Borges y la cfEn Borges y la ciencia ficción, de Carlos Abraham, tenemos, entre otras cosas, un estudio afilado, oxigenante y aclarador, de la relación que mantuvo Borges, a lo largo de su obra, con la ciencia ficción. Demuestra que las referencias a la literatura policial son explícitas “porque el género ya había sido prestigiado”, mientras que las referencias, en su obra, a la ciencia ficción, “están deliberadamente ocultadas”. Esa vergüenza, ese pudor, son fruto de una concepción jerárquica de la cultura: “la posición del campo intelectual frente a la literatura de masas (…) es ni siquiera considerarla literatura”.  Pero aparte de eso, vemos algo que trasciende el caso puntual de un autor y su visión particular de un género. Lo que vemos, claramente, es siempre esa misma actitud. La de esa tensión agónica que hay, y que ha habido siempre, entre la cultura aceptada y la que no se acepta. Lo que es peor: Abraham lo demuestra, que es lo que hacen los mejores ensayistas, acudiendo a las fuentes, rastreando las citas e identificando las pequeñas marcas débiles que deja la recepción de todo un género que se quiere esconder. Lo vemos en las páginas 13, 15, 51, 77, 121, 138 de su libro.
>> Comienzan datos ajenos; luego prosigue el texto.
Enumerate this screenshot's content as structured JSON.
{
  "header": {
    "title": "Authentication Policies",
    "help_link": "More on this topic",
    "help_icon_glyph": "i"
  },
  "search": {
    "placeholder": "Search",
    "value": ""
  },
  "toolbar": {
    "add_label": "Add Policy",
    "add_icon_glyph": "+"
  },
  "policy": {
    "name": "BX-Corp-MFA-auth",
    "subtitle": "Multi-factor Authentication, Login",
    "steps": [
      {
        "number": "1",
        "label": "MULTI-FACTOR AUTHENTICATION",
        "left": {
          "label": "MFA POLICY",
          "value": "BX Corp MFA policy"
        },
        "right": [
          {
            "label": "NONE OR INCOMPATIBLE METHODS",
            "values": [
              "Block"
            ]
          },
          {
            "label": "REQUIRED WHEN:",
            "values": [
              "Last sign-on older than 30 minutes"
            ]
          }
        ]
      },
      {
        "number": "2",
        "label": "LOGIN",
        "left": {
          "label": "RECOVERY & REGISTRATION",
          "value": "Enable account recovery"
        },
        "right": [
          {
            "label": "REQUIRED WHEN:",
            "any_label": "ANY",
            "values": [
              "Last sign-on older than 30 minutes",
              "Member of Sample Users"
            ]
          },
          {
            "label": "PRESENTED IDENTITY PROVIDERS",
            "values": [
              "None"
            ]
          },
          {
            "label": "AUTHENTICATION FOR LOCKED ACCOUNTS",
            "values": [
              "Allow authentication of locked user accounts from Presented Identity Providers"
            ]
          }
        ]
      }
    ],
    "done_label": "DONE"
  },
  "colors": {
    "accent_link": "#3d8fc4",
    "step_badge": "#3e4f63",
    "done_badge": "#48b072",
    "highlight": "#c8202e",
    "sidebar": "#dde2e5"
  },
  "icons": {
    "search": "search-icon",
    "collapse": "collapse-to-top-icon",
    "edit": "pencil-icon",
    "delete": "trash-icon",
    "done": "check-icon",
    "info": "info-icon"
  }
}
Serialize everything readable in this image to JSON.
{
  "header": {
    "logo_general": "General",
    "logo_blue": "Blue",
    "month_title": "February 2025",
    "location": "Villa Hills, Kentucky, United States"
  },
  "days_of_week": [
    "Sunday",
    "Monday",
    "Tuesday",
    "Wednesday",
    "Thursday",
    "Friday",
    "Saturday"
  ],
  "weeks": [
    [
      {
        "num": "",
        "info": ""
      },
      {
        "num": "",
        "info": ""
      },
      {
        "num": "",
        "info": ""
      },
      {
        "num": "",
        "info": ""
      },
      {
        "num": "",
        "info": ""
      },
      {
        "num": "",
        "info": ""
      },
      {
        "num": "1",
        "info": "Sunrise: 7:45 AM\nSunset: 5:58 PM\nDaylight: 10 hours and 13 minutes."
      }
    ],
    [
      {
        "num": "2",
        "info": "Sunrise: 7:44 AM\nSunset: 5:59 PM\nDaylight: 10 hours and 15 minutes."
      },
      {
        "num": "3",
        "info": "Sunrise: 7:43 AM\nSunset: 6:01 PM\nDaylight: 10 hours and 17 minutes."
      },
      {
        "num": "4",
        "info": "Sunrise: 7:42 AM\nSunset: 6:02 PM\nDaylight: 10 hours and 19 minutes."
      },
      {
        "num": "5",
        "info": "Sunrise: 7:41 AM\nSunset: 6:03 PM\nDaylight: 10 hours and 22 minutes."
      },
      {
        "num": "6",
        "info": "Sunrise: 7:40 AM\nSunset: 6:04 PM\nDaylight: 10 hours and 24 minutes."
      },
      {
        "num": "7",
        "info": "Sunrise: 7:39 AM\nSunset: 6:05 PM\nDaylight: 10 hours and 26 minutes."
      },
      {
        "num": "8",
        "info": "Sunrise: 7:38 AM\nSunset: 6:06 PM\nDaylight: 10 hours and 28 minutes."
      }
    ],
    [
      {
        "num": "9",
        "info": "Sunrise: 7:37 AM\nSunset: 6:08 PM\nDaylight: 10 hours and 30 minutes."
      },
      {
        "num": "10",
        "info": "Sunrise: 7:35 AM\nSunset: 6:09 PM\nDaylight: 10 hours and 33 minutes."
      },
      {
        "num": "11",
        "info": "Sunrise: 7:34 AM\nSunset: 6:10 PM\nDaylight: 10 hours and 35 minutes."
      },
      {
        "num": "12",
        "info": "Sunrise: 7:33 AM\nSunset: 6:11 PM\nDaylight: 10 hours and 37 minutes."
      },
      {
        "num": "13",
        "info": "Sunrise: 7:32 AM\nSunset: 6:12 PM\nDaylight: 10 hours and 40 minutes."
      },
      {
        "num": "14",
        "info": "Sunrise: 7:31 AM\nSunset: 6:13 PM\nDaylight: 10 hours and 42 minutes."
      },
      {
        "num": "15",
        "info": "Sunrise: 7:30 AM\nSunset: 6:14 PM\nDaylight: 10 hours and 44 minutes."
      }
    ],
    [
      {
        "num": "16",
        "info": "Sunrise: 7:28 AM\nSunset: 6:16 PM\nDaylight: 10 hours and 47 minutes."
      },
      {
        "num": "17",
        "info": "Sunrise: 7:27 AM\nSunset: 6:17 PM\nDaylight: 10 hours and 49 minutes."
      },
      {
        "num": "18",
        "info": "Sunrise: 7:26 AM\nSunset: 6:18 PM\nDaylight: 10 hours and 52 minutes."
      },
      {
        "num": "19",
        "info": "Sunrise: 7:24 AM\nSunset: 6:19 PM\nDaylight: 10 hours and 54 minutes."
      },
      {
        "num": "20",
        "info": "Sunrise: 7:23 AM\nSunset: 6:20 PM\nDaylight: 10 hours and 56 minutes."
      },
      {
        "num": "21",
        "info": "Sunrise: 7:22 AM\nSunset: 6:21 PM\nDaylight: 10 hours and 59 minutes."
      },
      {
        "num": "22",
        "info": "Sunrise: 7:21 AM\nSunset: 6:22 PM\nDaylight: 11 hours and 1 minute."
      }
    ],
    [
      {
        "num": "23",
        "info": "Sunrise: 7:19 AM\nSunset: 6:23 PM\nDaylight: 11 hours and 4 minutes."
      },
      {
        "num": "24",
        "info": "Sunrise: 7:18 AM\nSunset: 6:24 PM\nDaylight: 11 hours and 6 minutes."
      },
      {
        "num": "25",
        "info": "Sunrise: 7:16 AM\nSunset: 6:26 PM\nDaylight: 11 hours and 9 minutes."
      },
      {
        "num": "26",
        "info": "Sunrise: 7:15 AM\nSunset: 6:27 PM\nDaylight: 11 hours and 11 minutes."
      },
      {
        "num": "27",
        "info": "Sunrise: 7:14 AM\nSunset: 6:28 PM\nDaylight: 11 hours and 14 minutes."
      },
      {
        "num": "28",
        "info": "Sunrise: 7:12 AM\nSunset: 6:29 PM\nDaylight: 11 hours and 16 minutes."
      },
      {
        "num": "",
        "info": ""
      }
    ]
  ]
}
Abraham relee las reseñas que escribió Borges, y en muchas se nos permite ver la verdadera opinión crítica de Borges sobre el género. No se trata aquí de aislar a Borges, de afearle el gesto de ocultar sus referencias y sus mecanismos de escritura: creo que su obra supera cualquier reproche que le podamos hacer. Ahora bien, lo llamativo del ensayo de Abraham, aparte de estar espléndidamente tramado y de estar armado con las herramientas necesarias para refutar toda una tradición de exégetas borgianos, aparte de eso, digo, la clave del libro es ilustrar con ejemplos claros la consolidación y perpetuación de un desequilibrio en la recepción de los géneros, en donde unos están, como digo, aceptados, y otros, en cambio, no. Ese gesto de dominación, de imposición de una voluntad sobre la otra, vemos en este libro, no depende de uno o de otro, sino de todos. Imposición que muy probablemente venga, como se intuye entre las páginas de Borges y la ciencia ficción, de un complejo; de la, en el fondo, comprensible voluntad de querer ser aceptado por el clan de los mejores. Lo malo de esas actitudes, como también es evidente, es que se fundan sobre una supuesta superioridad cultural que no es, ni ha sido ni será nunca, verdad.

[1] El escribir gratis, aparte de no tener justificación moral alguna, tampoco garantiza una libertad de movimientos y de acción que expandiese la presencia de la subcultura, porque te relega a un ámbito tan oculto, tan desconocido, que acabas perorando ante un auditorio vacío.